Христя молчала, хотя зло ее брало за вчерашнее: за целый день она съела только маленький кусочек кулича; всю ночь просидела во дворе, перемерзла – ну, что тут говорить? И кому? Ей, хозяйке, его жене? Разве она сама не видела, не слышала? Разве ей самой не досталось?
– Об одном я тебя буду просить, – немного спустя сказала Олена Ивановна. – Что он тебе ни скажет, не уходи от меня, – и заплакала.
Христя жалела хозяйку, она рада была ее утешить, да чем же?

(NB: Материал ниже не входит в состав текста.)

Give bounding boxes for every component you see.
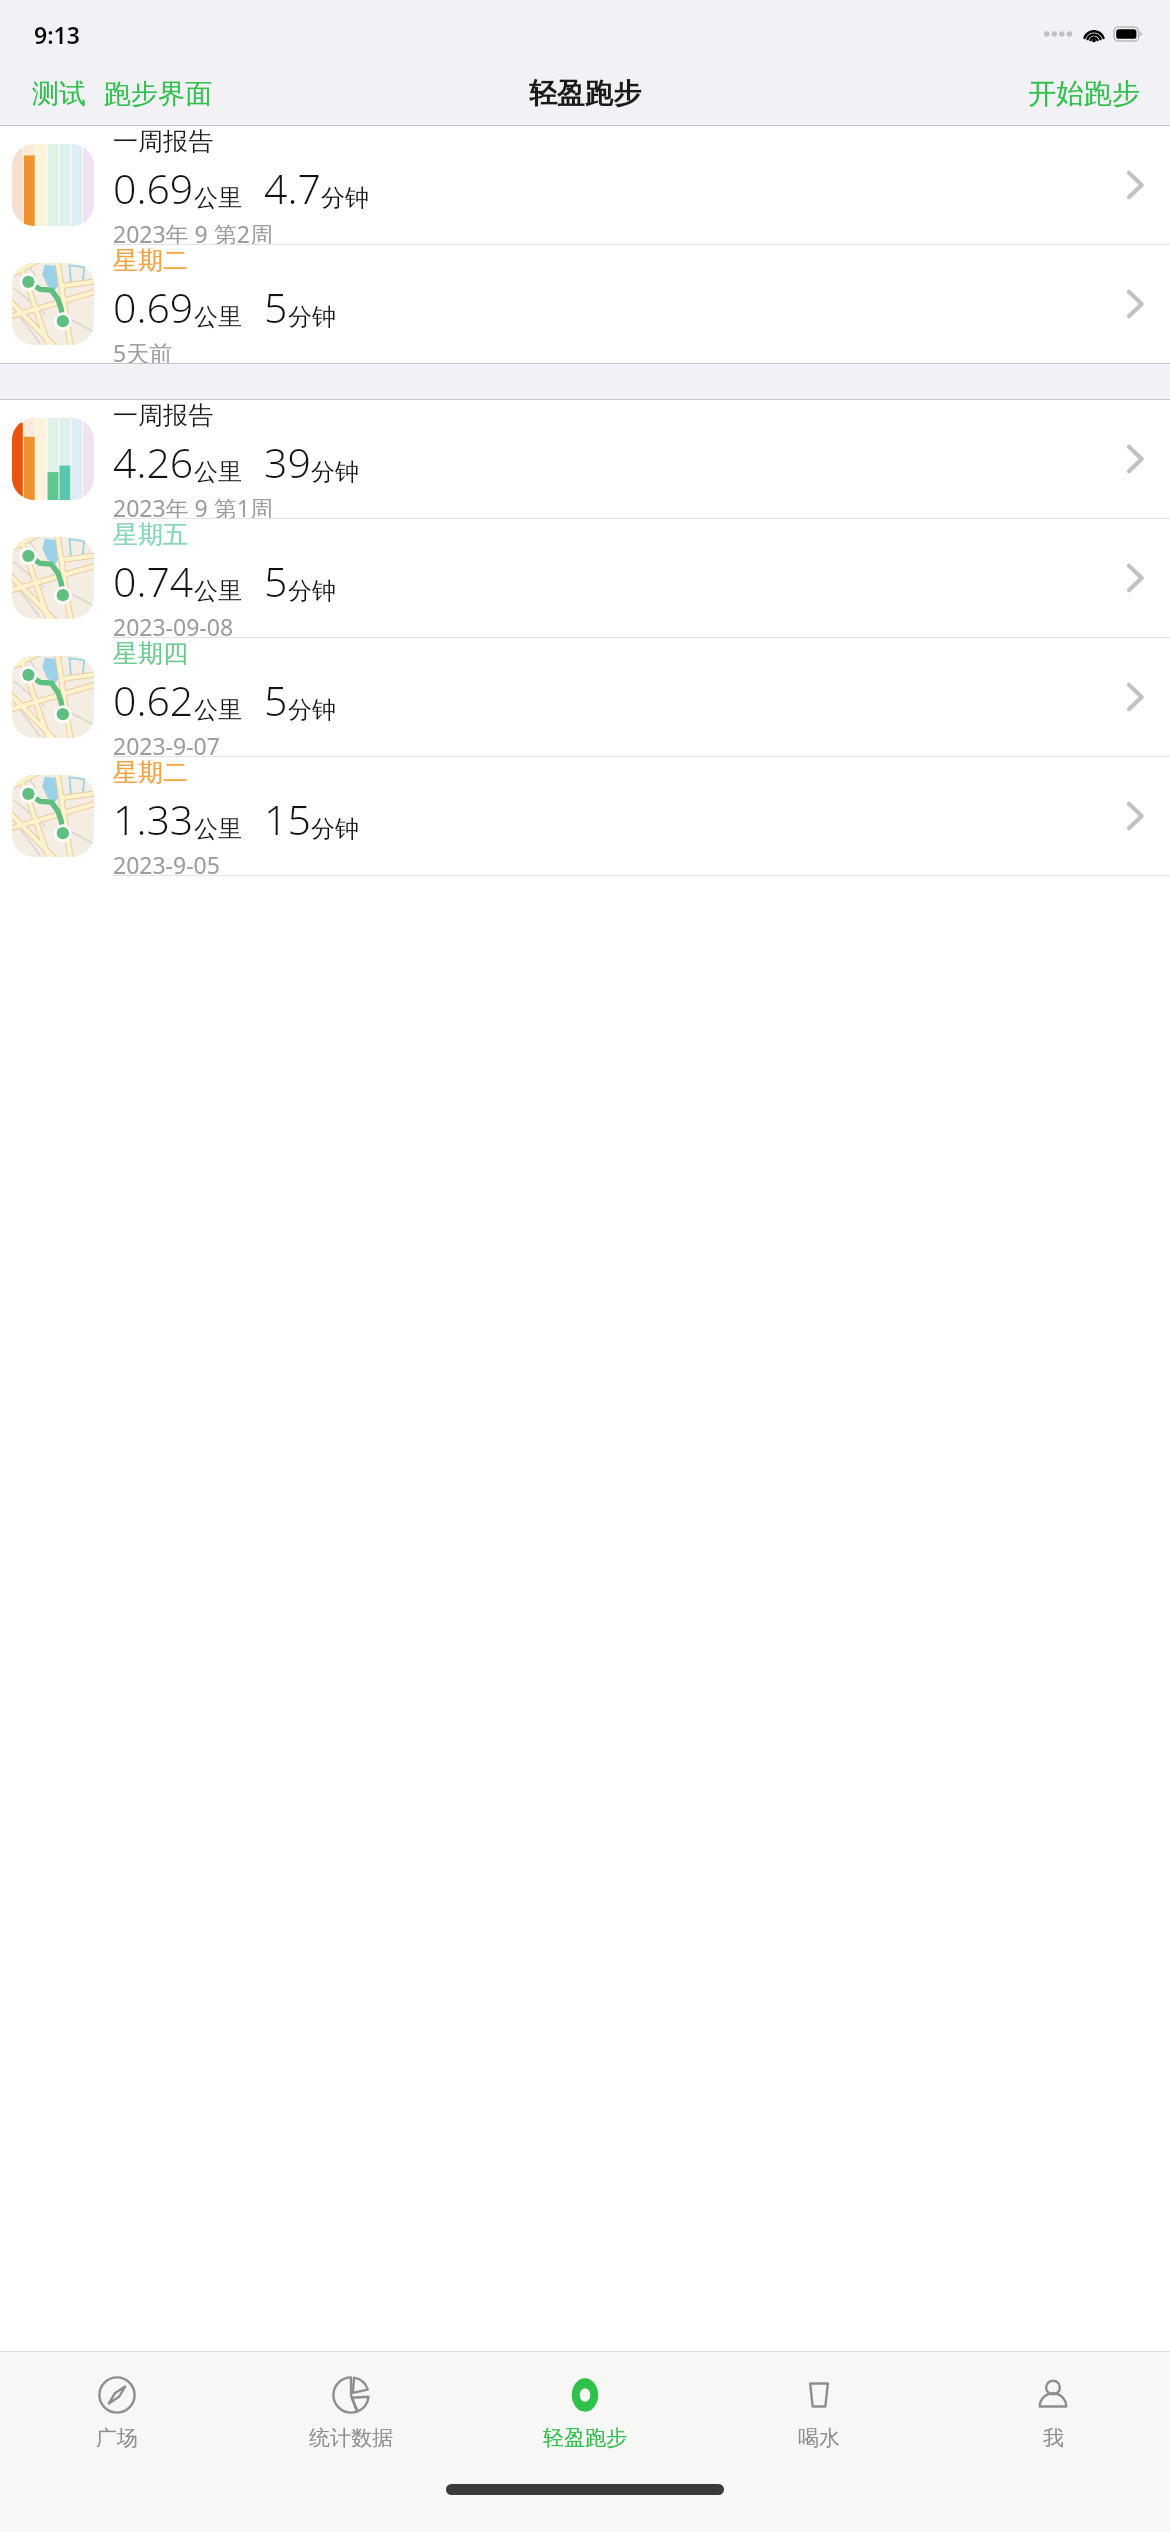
staticText: 开始跑步 (1028, 76, 1140, 111)
other: 查看详情 (1120, 170, 1150, 200)
staticText: 公里 (194, 183, 242, 213)
staticText: 2023年 9 第2周 (113, 218, 273, 244)
staticText: 喝水 (798, 2425, 840, 2451)
staticText: 2023-9-07 (113, 730, 220, 756)
staticText: 5 (264, 553, 288, 609)
staticText: 分钟 (288, 695, 336, 725)
staticText: 0.69 (113, 279, 194, 335)
staticText: 公里 (194, 695, 242, 725)
other: 查看详情 (1120, 563, 1150, 593)
other: 查看详情 (1120, 289, 1150, 319)
button[interactable]: 开始跑步 (1026, 70, 1142, 117)
staticText: 分钟 (288, 576, 336, 606)
staticText: 0.69 (113, 160, 194, 216)
staticText: 跑步界面 (104, 77, 212, 111)
staticText: 0.74 (113, 553, 194, 609)
staticText: 轻盈跑步 (543, 2425, 627, 2451)
staticText: 统计数据 (309, 2425, 393, 2451)
staticText: 星期二 (113, 757, 188, 788)
staticText: 星期四 (113, 638, 188, 669)
staticText: 我 (1043, 2425, 1064, 2451)
staticText: 分钟 (311, 457, 359, 487)
staticText: 星期二 (113, 245, 188, 276)
staticText: 公里 (194, 814, 242, 844)
staticText: 公里 (194, 302, 242, 332)
staticText: 一周报告 (113, 126, 213, 157)
staticText: 星期五 (113, 519, 188, 550)
other: 查看详情 (1120, 444, 1150, 474)
staticText: 15 (264, 791, 311, 847)
other: 查看详情 (1120, 801, 1150, 831)
staticText: 39 (264, 434, 311, 490)
other: 查看详情 (1120, 682, 1150, 712)
button[interactable]: 星期五 (0, 519, 1170, 638)
staticText: 2023-9-05 (113, 849, 220, 875)
staticText: 测试 (32, 77, 86, 111)
staticText: 5 (264, 672, 288, 728)
button[interactable]: 轻盈跑步 (468, 2352, 702, 2472)
staticText: 2023年 9 第1周 (113, 492, 273, 518)
button[interactable]: 统计数据 (234, 2352, 468, 2472)
staticText: 5天前 (113, 337, 173, 363)
button[interactable]: 一周报告 (0, 126, 1170, 245)
button[interactable]: 跑步界面 (102, 71, 214, 117)
staticText: 2023-09-08 (113, 611, 234, 637)
staticText: 分钟 (321, 183, 369, 213)
button[interactable]: 测试 (30, 71, 88, 117)
staticText: 广场 (96, 2425, 138, 2451)
button[interactable]: 广场 (0, 2352, 234, 2472)
button[interactable]: 一周报告 (0, 400, 1170, 519)
button[interactable]: 星期二 (0, 757, 1170, 876)
button[interactable]: 星期二 (0, 245, 1170, 363)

Наплакавшись, Олена Ивановна снова начала жаловаться:
– Ну и жизнь! Врагу своему такой не пожелаю! Хоть бы дети были… Отреклась бы от тебя, проклятого, постылого… Пей, гуляй, распутничай – мне бы и нужды не было. Так нет же! Господь не благословил… Или согрешила перед Богом, что на меня все беды навалились!.. Трое нас было. Старшая сестра умерла молодой, брат женился, ушел, я одна осталась… Зачем? Вон вчера всю ночь, как сова, простонала, а Бог знает, что еще сегодня будет… Такое мне счастье выпало. Заклинаю тебя всем святым: будешь выходить замуж – не выходи за купца или мещанина: нет у них ни жалости, ни совести! Лучше иди за хлебороба… Как вспомню жизнь в селе у отца, все бы отдала, чтобы вернуть ее! Весной или летом встанешь рано, выйдешь в поле – просторно тебе и любо. Солнышко пригревает, легкий ветерок колышет, пахнет чебрецом и горицветом, жаворонок над головой вьется, поет, а перед тобой просторные поля так и волнуются, колосятся… Вот разве на жнива солнце берет свое; но когда жнешь высокую колосистую рожь или яровую пшеницу, да сообща и с песнями, то и жара тебе нипочем. Не заметишь, как день прошел, а уже пора домой идти. А там снова песни и пляски, песни и пляски… Или зимой: соберется пять-шесть девчат, да все закадычные подруги… За песнями и шутками работа спорится… До гроба хотела б я так жить! И принесло ж на мою голову этого Загнибиду!.. Бог его знает, отчего так все изменчиво. Кажется, он тогда вовсе не такой был. Как посватался, подруги мне завидовали, говорят, бывало: «Счастливая ты, Олена, жених у тебя красивый и еще грамотный». Я и сама так думала. А вышло… Подруги мои, вышедшие за последних мозгляков, счастливее меня! У них, может, достатков мало, зато мир и лад. А у меня и лишнего много, да к чему оно, когда душа не на месте, глядеть ни на что не хочется, не радует оно глаз моих, сердца…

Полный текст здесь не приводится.